Retail investors will drive the stock market higher in 2023 as they start to invest their $1.8 trillion cash pile, Fundstrat says

Matthew Fox   

Retail investors will drive the stock market higher in 2023 as they start to invest their $1.8 trillion cash pile, Fundstrat says
Stock Market2 min read
  • Retail investors could power the stock market higher this year after they "rage sold" stocks in 2022, according to Fundstrat.
  • "Retail investors were liquidating stocks at such a furious pace that cash balances sit at an all-time high," Fundstrat's Tom Lee said.
  • Lee highlighted that retail investors have $1.8 trillion cash at the same time expectations for a recession are falling.

The stock market should continue to trend up to record highs in 2023, and retail investors are going to help get it there, Fundstrat's Tom Lee said in a Wednesday note.

Lee observed that retail investors now hold a record $1.8 trillion in cash, and that is plenty of fire power to drive stocks higher at a time when expectations of a recession are starting to fall dramatically.

"Retail investors were liquidating stocks at such a furious pace that cash balances sit at an all-time high," Lee said, adding that they "rage sold" stocks in 2022 due to inflation and lingering recession fears.

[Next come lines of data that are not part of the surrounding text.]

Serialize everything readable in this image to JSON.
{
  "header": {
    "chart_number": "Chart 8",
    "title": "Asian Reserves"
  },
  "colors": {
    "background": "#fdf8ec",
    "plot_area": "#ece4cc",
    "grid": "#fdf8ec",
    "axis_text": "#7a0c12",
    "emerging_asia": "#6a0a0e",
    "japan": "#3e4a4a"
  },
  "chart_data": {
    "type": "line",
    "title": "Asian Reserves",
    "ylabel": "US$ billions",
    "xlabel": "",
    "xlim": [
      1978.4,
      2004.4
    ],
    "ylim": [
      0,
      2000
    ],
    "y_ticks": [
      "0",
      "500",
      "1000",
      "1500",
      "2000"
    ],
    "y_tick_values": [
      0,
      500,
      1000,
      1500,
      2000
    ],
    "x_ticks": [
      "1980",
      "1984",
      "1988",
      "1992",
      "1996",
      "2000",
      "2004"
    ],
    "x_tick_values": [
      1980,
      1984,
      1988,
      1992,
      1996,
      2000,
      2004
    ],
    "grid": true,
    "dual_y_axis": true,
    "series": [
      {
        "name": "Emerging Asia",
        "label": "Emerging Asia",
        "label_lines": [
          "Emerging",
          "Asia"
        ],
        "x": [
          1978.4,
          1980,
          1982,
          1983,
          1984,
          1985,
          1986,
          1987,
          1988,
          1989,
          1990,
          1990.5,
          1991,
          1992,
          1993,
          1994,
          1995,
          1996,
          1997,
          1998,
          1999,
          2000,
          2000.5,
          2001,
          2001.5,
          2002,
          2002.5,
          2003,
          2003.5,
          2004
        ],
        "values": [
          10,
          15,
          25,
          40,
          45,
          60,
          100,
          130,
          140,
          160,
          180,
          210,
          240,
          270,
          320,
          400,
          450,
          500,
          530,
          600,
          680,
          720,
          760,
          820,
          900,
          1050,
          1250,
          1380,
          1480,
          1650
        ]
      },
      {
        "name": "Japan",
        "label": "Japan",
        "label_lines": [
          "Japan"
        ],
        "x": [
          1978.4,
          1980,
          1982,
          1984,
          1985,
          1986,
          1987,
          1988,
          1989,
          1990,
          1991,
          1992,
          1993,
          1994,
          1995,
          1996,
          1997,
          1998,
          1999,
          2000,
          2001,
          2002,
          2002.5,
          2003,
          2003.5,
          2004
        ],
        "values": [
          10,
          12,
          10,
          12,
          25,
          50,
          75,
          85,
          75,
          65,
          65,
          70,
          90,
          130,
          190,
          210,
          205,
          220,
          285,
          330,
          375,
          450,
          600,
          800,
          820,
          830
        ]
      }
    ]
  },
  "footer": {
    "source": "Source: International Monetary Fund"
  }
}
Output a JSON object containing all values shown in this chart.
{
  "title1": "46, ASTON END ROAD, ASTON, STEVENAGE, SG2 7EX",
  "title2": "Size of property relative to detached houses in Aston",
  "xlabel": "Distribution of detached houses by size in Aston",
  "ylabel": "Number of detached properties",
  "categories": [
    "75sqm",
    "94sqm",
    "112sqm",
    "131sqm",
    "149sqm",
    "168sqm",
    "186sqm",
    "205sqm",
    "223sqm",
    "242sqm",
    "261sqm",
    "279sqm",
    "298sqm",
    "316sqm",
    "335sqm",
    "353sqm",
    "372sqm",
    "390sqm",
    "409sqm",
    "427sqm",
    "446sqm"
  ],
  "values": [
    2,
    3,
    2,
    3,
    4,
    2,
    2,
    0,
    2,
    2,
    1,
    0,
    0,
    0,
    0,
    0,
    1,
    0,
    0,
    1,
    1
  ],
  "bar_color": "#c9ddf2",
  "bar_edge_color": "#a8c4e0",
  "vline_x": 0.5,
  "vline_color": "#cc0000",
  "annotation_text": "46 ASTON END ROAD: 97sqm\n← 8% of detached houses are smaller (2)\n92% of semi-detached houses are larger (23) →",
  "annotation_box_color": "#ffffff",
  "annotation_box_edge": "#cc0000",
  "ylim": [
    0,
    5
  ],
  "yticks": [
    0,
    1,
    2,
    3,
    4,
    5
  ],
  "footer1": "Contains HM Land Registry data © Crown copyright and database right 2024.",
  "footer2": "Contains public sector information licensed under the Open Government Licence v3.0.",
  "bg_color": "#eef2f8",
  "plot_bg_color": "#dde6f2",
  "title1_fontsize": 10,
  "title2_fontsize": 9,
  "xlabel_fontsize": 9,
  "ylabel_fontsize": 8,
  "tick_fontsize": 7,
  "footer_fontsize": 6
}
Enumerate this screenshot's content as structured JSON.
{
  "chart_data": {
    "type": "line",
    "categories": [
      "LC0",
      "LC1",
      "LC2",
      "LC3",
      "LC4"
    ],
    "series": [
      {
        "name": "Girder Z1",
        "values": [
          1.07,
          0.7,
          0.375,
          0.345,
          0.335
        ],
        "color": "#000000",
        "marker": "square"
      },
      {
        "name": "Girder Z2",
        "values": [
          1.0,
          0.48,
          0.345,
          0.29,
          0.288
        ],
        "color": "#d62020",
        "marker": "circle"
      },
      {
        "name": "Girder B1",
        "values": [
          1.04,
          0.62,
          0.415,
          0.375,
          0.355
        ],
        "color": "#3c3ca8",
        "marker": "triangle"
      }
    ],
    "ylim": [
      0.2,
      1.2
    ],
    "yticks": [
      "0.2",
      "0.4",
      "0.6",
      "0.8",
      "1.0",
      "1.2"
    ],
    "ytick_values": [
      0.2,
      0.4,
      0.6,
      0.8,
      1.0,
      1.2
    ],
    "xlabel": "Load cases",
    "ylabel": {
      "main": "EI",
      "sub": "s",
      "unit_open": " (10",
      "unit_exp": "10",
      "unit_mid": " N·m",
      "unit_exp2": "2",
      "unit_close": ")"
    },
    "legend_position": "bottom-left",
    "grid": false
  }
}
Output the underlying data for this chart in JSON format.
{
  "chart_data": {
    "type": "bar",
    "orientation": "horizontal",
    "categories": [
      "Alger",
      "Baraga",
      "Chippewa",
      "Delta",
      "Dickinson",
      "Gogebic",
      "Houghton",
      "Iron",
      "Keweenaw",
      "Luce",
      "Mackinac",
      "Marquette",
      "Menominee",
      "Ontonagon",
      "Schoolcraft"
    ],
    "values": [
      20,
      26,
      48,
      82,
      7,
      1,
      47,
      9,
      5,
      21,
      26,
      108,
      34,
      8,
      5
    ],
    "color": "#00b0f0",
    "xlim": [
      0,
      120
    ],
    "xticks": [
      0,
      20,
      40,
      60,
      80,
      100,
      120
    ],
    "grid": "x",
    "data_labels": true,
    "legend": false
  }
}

And the cash pile grows even bigger when you include the $3 trillion sitting in money market funds held by institutional investors. That's $5 trillion of combined fire power that could make its way back into the stock market as investors grow less concerned about an imminent economic calamity.

Retail investors could put their cash pile to work soon, based on a recent sentiment shift, according to Lee.

"One of the best ways to see retail sentiment is to look at the AAII survey percentage [of] net bulls. This is showing how retail bearishness is at levels perhaps never seen in the history of they survey," Lee said.

Bearish responses to the survey outweighed bullish responded for a record streak that lasted nearly a year, but bulls just re-established themselves in last week's survey results. Now, the spread between bullish and bearish responses is turning higher.

"This turned up in May 2009 and confirmed the equity lows. This, in our view, is another sign that equity markets made their lows on October 12, 2022," Lee said.

The stock market bearishness among retail investors also spread to institutional investors over the past two years, with two-thirds of a recent BofA survey calling the current stock market rally a "bear market rally."

"Combined with the rage selling of retail, [this] argues why stocks have upside. There is a huge wall of worry ahead and a lot of liquidity and skepticism," Lee said.

Lee has a year-end S&P 500 price target of 4,750, which represents potential upside of 15% from current levels.